Project labor agreements are widely used in both the private and public sectors to establish the terms and conditions of employment on projects to ensure workers and the community benefit from career opportunities in the construction field. They are also a tool used to promote diversity, equity, and inclusion on the job site through investments in recruitment and pre-apprenticeship programs that create career pathways into the building trades for underserved communities. 

Through the agreement between the unions and Vineyard Wind, $500,000 will be allocated to a special fund designed to bolster pre-apprenticeship and recruitment programs that will create opportunities for low-income residents to work on the Vineyard Wind project.

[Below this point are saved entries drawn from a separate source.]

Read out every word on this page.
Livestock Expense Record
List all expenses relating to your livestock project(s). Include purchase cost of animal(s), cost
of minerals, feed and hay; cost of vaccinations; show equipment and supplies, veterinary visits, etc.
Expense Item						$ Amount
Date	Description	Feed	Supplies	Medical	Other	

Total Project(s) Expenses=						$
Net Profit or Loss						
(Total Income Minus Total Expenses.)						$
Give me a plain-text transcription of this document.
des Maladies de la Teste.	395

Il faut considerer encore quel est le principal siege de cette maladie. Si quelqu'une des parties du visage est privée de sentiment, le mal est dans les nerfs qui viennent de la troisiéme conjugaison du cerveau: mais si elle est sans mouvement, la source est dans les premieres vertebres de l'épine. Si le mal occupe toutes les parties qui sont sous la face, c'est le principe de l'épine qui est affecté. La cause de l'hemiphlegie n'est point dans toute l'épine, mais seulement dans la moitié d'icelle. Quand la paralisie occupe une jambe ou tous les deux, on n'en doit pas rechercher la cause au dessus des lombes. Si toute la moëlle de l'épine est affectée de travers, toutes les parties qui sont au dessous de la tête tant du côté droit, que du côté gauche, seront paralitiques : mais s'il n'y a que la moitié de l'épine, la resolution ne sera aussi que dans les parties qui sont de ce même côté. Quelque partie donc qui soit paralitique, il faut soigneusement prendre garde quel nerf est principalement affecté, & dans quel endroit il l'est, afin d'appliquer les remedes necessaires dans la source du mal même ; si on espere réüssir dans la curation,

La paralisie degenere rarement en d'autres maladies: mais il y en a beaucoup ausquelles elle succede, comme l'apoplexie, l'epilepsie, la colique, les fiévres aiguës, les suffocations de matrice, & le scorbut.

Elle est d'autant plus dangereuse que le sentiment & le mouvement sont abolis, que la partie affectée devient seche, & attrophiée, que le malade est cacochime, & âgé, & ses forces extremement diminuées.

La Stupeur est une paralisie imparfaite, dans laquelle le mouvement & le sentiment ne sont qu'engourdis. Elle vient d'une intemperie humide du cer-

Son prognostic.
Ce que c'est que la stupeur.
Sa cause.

“The signing of this PLA is the culmination of our long-standing promise to the working people of Massachusetts,” said Vineyard Wind CEO Lars T. Pedersen.  “We now have an agreement in place that will make sure local residents on the South Coast, Cape, and Islands, can reap the greatest possible benefit from this new and growing industry. And beyond that, it’s a commitment to make sure we have a diversified workforce that represents the communities where we work so that we can open the doors of opportunity as wide as possible.”

The PLA signing ceremony was held at the Marine Commerce Terminal in New Bedford. The turbines will be dispatched from that terminal for installation by the building trades union members.

Vineyard Wind 1 is an 800 MW project located 15 miles off the coast of Martha’s Vineyard and will be the first commercial-scale offshore wind project in the United States.  The project will generate electricity for more than 400,000 homes and businesses in the Commonwealth of Massachusetts and will create 3,600 full-time jobs over the life of the project in various disciplines and industries, including the more than 500 union construction jobs covered by the recently announced pact.

The Biden administration’s Interior Department gave the final approval for the construction of the project in May 2021 after more than three years of review and debate over the project. The Construction and Operations Plan (COP) was reviewed by more than two dozen federal, state, and local agencies over the course of more than three and a half years.

Vineyard Wind is expected to reach a financial close in the second half of 2021 and construction could begin before the end of 2021. The project is expected to begin delivering energy to Massachusetts in 2023.